What we do or do not know about the coronavirus [actually there is little scientifically proven information]. Most of our knowledge is anecdotal, from studies with limited subjects, or from studies without peer review.
- How many people have been infected as many do not show symptoms?
- Masks do work. Unfortunately, early in the pandemic, many health experts — in the U.S. and around the world — decided that the public could not be trusted to hear the truth about masks. Instead, the experts spread a misleading message, discouraging the use of masks.
- Current thinking is that we develop at least 12 months of immunity from further COVID infection.

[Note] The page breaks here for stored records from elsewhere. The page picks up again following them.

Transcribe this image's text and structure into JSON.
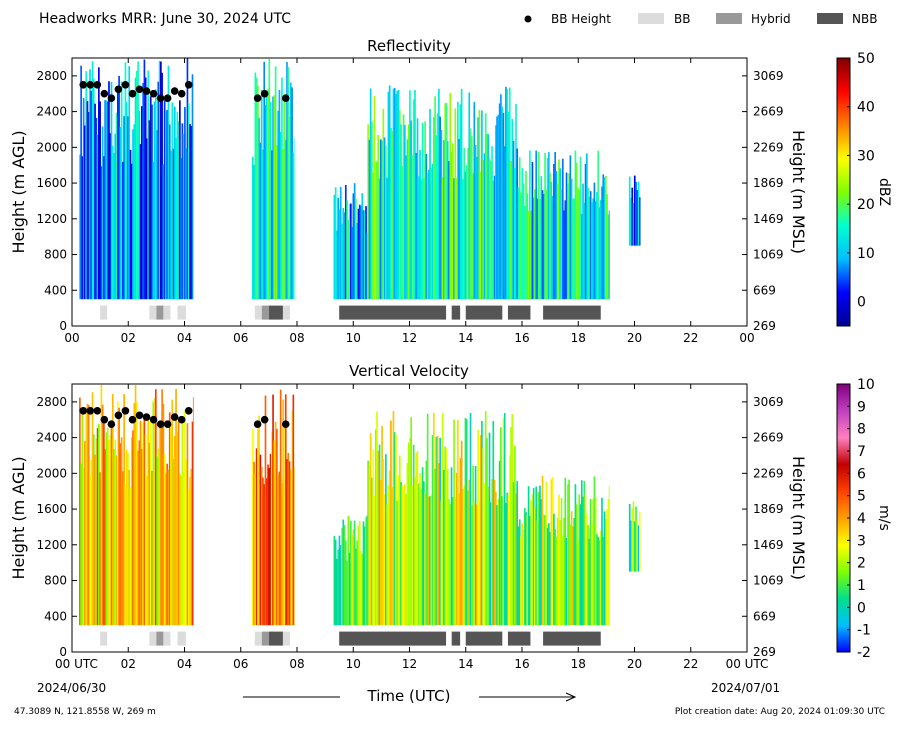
{
  "header": {
    "title": "Headworks MRR:  June 30, 2024 UTC"
  },
  "legend": [
    {
      "label": "BB Height",
      "kind": "dot",
      "color": "#000000"
    },
    {
      "label": "BB",
      "kind": "rect",
      "color": "#dcdcdc"
    },
    {
      "label": "Hybrid",
      "kind": "rect",
      "color": "#999999"
    },
    {
      "label": "NBB",
      "kind": "rect",
      "color": "#555555"
    }
  ],
  "footer": {
    "location": "47.3089 N, 121.8558 W, 269 m",
    "creation": "Plot creation date: Aug 20, 2024 01:09:30 UTC",
    "start_date": "2024/06/30",
    "end_date": "2024/07/01",
    "xlabel": "Time (UTC)"
  },
  "chart_data": [
    {
      "type": "heatmap",
      "title": "Reflectivity",
      "ylabel": "Height (m AGL)",
      "ylabel_right": "Height (m MSL)",
      "xlim": [
        0,
        24
      ],
      "ylim": [
        0,
        3000
      ],
      "x_ticks": [
        "00",
        "02",
        "04",
        "06",
        "08",
        "10",
        "12",
        "14",
        "16",
        "18",
        "20",
        "22",
        "00"
      ],
      "y_ticks": [
        0,
        400,
        800,
        1200,
        1600,
        2000,
        2400,
        2800
      ],
      "y_ticks_right": [
        "269",
        "669",
        "1069",
        "1469",
        "1869",
        "2269",
        "2669",
        "3069"
      ],
      "colorbar": {
        "label": "dBZ",
        "min": -5,
        "max": 50,
        "ticks": [
          0,
          10,
          20,
          30,
          40,
          50
        ],
        "stops": [
          "#00008f",
          "#0000ff",
          "#00bfff",
          "#00ffd0",
          "#7fff00",
          "#ffff00",
          "#ff8000",
          "#ff0000",
          "#800000"
        ]
      },
      "echo_segments": [
        {
          "x0": 0.25,
          "x1": 4.3,
          "top": 3000,
          "bottom": 300,
          "level": 0.22
        },
        {
          "x0": 6.4,
          "x1": 7.9,
          "top": 3000,
          "bottom": 300,
          "level": 0.35
        },
        {
          "x0": 9.3,
          "x1": 10.5,
          "top": 1600,
          "bottom": 300,
          "level": 0.3
        },
        {
          "x0": 10.5,
          "x1": 12.7,
          "top": 2700,
          "bottom": 300,
          "level": 0.38
        },
        {
          "x0": 12.7,
          "x1": 15.8,
          "top": 2700,
          "bottom": 300,
          "level": 0.36
        },
        {
          "x0": 15.8,
          "x1": 19.1,
          "top": 2000,
          "bottom": 300,
          "level": 0.34
        },
        {
          "x0": 19.8,
          "x1": 20.2,
          "top": 1700,
          "bottom": 900,
          "level": 0.18
        }
      ]
    },
    {
      "type": "heatmap",
      "title": "Vertical Velocity",
      "ylabel": "Height (m AGL)",
      "ylabel_right": "Height (m MSL)",
      "xlim": [
        0,
        24
      ],
      "ylim": [
        0,
        3000
      ],
      "x_ticks": [
        "00 UTC",
        "02",
        "04",
        "06",
        "08",
        "10",
        "12",
        "14",
        "16",
        "18",
        "20",
        "22",
        "00 UTC"
      ],
      "y_ticks": [
        0,
        400,
        800,
        1200,
        1600,
        2000,
        2400,
        2800
      ],
      "y_ticks_right": [
        "269",
        "669",
        "1069",
        "1469",
        "1869",
        "2269",
        "2669",
        "3069"
      ],
      "colorbar": {
        "label": "m/s",
        "min": -2,
        "max": 10,
        "ticks": [
          -2,
          -1,
          0,
          1,
          2,
          3,
          4,
          5,
          6,
          7,
          8,
          9,
          10
        ],
        "stops": [
          "#0000ff",
          "#00bfff",
          "#00e08a",
          "#80ff00",
          "#ffff00",
          "#ffa000",
          "#ff4000",
          "#c00000",
          "#ff80c0",
          "#c040c0",
          "#800080"
        ]
      },
      "echo_segments": [
        {
          "x0": 0.25,
          "x1": 4.3,
          "top": 3000,
          "bottom": 300,
          "level": 0.45
        },
        {
          "x0": 6.4,
          "x1": 7.9,
          "top": 3000,
          "bottom": 300,
          "level": 0.55
        },
        {
          "x0": 9.3,
          "x1": 10.5,
          "top": 1600,
          "bottom": 300,
          "level": 0.3
        },
        {
          "x0": 10.5,
          "x1": 12.7,
          "top": 2700,
          "bottom": 300,
          "level": 0.33
        },
        {
          "x0": 12.7,
          "x1": 15.8,
          "top": 2700,
          "bottom": 300,
          "level": 0.32
        },
        {
          "x0": 15.8,
          "x1": 19.1,
          "top": 2000,
          "bottom": 300,
          "level": 0.3
        },
        {
          "x0": 19.8,
          "x1": 20.2,
          "top": 1700,
          "bottom": 900,
          "level": 0.25
        }
      ]
    }
  ],
  "bb_height": [
    {
      "x": 0.4,
      "y": 2700
    },
    {
      "x": 0.65,
      "y": 2700
    },
    {
      "x": 0.9,
      "y": 2700
    },
    {
      "x": 1.15,
      "y": 2600
    },
    {
      "x": 1.4,
      "y": 2550
    },
    {
      "x": 1.65,
      "y": 2650
    },
    {
      "x": 1.9,
      "y": 2700
    },
    {
      "x": 2.15,
      "y": 2600
    },
    {
      "x": 2.4,
      "y": 2650
    },
    {
      "x": 2.65,
      "y": 2630
    },
    {
      "x": 2.9,
      "y": 2600
    },
    {
      "x": 3.15,
      "y": 2550
    },
    {
      "x": 3.4,
      "y": 2550
    },
    {
      "x": 3.65,
      "y": 2630
    },
    {
      "x": 3.9,
      "y": 2600
    },
    {
      "x": 4.15,
      "y": 2700
    },
    {
      "x": 6.6,
      "y": 2550
    },
    {
      "x": 6.85,
      "y": 2600
    },
    {
      "x": 7.6,
      "y": 2550
    }
  ],
  "bb_type_bars": [
    {
      "x0": 1.0,
      "x1": 1.25,
      "type": "BB"
    },
    {
      "x0": 2.75,
      "x1": 3.0,
      "type": "BB"
    },
    {
      "x0": 3.0,
      "x1": 3.25,
      "type": "Hybrid"
    },
    {
      "x0": 3.25,
      "x1": 3.5,
      "type": "BB"
    },
    {
      "x0": 3.75,
      "x1": 4.05,
      "type": "BB"
    },
    {
      "x0": 6.5,
      "x1": 6.75,
      "type": "BB"
    },
    {
      "x0": 6.75,
      "x1": 7.0,
      "type": "Hybrid"
    },
    {
      "x0": 7.0,
      "x1": 7.5,
      "type": "NBB"
    },
    {
      "x0": 7.5,
      "x1": 7.75,
      "type": "BB"
    },
    {
      "x0": 9.5,
      "x1": 13.3,
      "type": "NBB"
    },
    {
      "x0": 13.5,
      "x1": 13.8,
      "type": "NBB"
    },
    {
      "x0": 14.0,
      "x1": 15.3,
      "type": "NBB"
    },
    {
      "x0": 15.5,
      "x1": 16.3,
      "type": "NBB"
    },
    {
      "x0": 16.75,
      "x1": 18.8,
      "type": "NBB"
    }
  ]
}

- The Moderna and Pfizer vaccines have an effectiveness rate of about 95 percent after two doses. That is on par with the vaccines for chickenpox and measles. The 95 percent number understates the effectiveness as it counts anyone who came down with a mild case of Covid-19 as a failure.
- To what degree do people who never develop symptoms contribute to transmission? Research early in the pandemic suggested that the rate of asymptomatic infections could be as high as 81%. But a meta-analysis, which included 13 studies involving 21,708 people, calculated the rate of asymptomatic presentation to be 17%.
- The accuracy of rapid testing is questioned – and the more accurate test results are not being given in a timely manner.
- Can children widely spread coronavirus? [current thinking is that they are a minor source of the pandemic spread]
- Why have some places avoided big coronavirus outbreaks – and others hit hard?
- Air conditioning contributes to the pandemic spread.
- It appears that there is increased risk of infection and mortality for those living in larger occupancy households.
- Male patients have almost three times the odds of requiring intensive treatment unit (ITU) admission compared to females.
- Outdoor activities seem to be a lower risk than indoor activities.